This page documents the known limitations with the data.
2020 incidence data
- Due to the coronavirus illness (COVID-19) disruption during 2020,
these data demonstrate a change in the patterns of cancer diagnoses and
deaths, with a significant reduction in the number and rates of
diagnosis compared to 2019 (approximately an 11% fall over all cancers).
Therefore, trend data should be interpreted with care over the COVID-19
period.
2019 treatment data
- A small number of surgery cases were missing from the 2019 treatment
data released on 03/11/2022. This affected the data from April 2019
onwards, reducing the proportion reported as treated with surgery. This
effect is usually no more than a 2% reduction, but greater for
non-melanoma skin cancers. This issue has been resolved in the treatment
data released on 01/06/2023, but please note that the treatment data
downloaded from the website between 03/11/2022 and 01/06/2023 has minor
inaccuracies.
Skin tumours
- The treatment statistics for certain skin tumours, namely
keratinocyte cancers (BCC and cSCC), are currently experimental. NDRS
has improved the underlying methodology to identify skin surgical
treatments using HES outpatient data between the 03/11/2022 release and
the 01/06/2023 release.
- Keratinocyte skin cancer is very common. Due to the burden of work
processing these cases, they are generally not manually reviewed, but
are run through an auto-processor. This creates a cancer registration
for the first BCC and cSCC per patient. Subsequent tumours are imputed
based on the presence of pathology, following the Z Venables 1stPPPA
methodology. This is described in more detail in the full documentation,
and has been validated as a good measure of skin incidence, but these
cases do not have the full detail of complete cancer registrations.
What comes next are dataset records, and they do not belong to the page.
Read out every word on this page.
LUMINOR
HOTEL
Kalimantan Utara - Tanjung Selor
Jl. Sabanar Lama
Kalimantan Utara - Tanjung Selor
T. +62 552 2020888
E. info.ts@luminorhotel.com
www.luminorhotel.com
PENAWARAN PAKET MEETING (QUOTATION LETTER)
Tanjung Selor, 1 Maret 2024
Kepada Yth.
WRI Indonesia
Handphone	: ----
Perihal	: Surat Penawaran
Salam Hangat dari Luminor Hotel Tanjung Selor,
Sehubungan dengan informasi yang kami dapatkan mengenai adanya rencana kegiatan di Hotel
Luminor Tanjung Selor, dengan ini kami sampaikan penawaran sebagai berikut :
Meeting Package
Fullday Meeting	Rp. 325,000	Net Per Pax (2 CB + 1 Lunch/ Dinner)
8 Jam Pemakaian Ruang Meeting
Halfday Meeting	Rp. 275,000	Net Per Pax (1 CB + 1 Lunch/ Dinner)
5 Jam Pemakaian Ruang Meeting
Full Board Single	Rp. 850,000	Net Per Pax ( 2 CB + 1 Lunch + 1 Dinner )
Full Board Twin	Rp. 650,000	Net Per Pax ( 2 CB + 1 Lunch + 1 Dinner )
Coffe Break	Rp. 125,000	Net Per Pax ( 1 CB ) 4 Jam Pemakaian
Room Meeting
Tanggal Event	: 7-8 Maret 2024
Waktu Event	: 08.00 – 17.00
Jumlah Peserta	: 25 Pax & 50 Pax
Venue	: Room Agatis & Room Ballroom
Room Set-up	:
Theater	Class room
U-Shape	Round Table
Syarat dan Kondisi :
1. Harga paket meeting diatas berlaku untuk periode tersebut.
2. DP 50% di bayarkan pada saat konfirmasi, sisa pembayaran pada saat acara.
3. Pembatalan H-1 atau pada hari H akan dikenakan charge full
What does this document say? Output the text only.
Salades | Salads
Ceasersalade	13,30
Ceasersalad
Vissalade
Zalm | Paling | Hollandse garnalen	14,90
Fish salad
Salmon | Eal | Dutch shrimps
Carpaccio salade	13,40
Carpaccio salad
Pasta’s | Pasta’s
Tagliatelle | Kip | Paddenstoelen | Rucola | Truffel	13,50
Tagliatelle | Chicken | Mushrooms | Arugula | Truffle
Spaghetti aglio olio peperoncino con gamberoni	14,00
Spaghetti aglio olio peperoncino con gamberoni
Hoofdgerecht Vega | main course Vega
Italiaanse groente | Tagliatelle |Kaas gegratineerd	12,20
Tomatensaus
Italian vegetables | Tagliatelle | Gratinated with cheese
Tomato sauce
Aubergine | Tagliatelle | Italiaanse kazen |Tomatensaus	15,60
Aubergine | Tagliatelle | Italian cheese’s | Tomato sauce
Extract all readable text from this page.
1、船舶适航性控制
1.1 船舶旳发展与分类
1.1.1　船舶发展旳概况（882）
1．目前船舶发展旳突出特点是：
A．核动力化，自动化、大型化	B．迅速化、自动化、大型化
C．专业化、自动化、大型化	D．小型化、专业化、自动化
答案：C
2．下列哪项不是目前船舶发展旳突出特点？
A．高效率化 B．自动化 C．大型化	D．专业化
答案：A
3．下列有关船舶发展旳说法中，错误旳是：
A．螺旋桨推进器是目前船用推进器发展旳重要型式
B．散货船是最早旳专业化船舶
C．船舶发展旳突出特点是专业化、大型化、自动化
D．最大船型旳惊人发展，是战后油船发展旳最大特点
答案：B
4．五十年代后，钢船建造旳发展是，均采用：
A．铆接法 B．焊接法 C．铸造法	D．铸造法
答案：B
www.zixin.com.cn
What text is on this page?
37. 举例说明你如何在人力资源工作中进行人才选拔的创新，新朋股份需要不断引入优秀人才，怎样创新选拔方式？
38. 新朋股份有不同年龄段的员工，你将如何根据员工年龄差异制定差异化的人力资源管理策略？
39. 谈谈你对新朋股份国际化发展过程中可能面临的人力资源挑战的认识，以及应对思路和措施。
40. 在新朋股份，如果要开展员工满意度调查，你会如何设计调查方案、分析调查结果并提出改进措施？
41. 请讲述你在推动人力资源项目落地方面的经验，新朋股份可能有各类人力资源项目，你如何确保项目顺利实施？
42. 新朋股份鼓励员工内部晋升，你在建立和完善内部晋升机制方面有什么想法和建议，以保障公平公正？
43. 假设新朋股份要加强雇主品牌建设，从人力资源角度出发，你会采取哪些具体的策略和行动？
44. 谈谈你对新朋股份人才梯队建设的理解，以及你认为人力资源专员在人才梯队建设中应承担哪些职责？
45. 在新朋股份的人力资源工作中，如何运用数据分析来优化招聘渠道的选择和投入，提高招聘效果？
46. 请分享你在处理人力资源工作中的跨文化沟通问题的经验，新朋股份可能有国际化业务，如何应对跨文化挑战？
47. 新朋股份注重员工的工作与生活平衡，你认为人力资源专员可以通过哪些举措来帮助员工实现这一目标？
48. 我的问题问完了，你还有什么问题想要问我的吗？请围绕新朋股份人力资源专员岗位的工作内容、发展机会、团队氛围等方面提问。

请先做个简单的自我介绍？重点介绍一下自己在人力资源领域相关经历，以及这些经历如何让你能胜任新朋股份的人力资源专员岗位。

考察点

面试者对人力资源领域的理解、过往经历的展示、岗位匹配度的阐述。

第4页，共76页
Liver and biliary tract tumours
- Every year there are around 10-30 liver neuroendocrine tumours that
are classified into the ‘Other liver’ group. A sample of these liver
neuroendocrine tumours was reviewed and most of them were secondary
liver cancers, rather than primary, and so would usually be excluded
from the cohort. These tumours are being reviewed and a QA process is
being put in place to improve our data quality in the future. In the
data released on 1st June 2023, the size of the ‘Other liver’ group is
likely to be slightly inflated.
Not otherwise specified code
- Get Data Out aims to publish data that reflects the true incidence
of cancer, but improvements in coding can artificially affect changes
over time. For example, poorly coded data could make greater use of the
‘not otherwise specified’ code. As data quality improves, the incidence
of specific types of cancer may appear to increase, while the incidence
of NOS cancers can decrease. When interpreting changes over time for
very specifically coded cancers, reviewing the incidence of adjacent
‘NOS’ groups may be helpful.
Data quality
- The National Disease Registry has been one organisation since 2013,
which is why Get Data Out statistics start in this year. However, the
training and development of staff to work consistently and to a high
quality in one organisation was not a binary process. Because of this in
the early years of data rapid improvement in fields such as stage
completeness and more specific coding may be observed.
Staging data
- The registration of 2019 tumours were being completed during the
COVID-19 pandemic. This led to reduced access to the usual data sources,
and despite the registry’s best efforts, a noticeable decrease in data
quality in some fields. This is most seen in an increase in ‘stage
unknown’ tumours, and a corresponding decrease in other stage groups.
This should be noted when undertaking time-series analysis on the
data.
- Get Data Out reports on many statistics by stage. Different cancers
are staged in different systems, where the main staging systems used for
each site are described in that sites grouping document. However, as
understanding of cancers improve, the staging system that cancers are
registered in continues to change and improve. In the GDO data, this is
most often seen as a move from using TNM 7 to TNM 8, usually between
2017 and 2018 diagnoses. Please note that although groups may seem the
same either side of this change, there may be subtle changes in their
definitions between the staging systems. The main changes that may be
seen are the size of a group may change, or the survival of patients
inthe group may change. Times of staging system changes can be
identified from the table below.
- The table below lists the percentage of tumours staged in each
system for all staged tumours at each cancer site, diagnosed 2013-2020
by year.
Bladder, Urethra, Renal Pelvis and Ureter data
- There were 96 rows of inaccurate data in the GDO_data_wide.csv file
released on 01/06/2023. For all years, 2013-2019, some bladder groups
had data published for treatment, survival, and routes to diagnosis,
where they should have been given a “.j” flag for “Data are not
available as the grouping is new and not all statistics have been
calculated yet (statistics are calculated annually)”. These groups are
the four stages (Stage localised, Stage locally advanced, Stage
metastatic, and Stage unknown) of the group Renal Pelvis and Ureter >
Malignant and in situ > Muscle-invasive, accounting for four rows of
data per year. Also the same four stages of the Bladder > Malignant
and in situ > Urothelial > Muscle-invasive group, accounting for
another four rows of data per year. This issue was fixed in the data and
re-released on the website on 09/06/2023.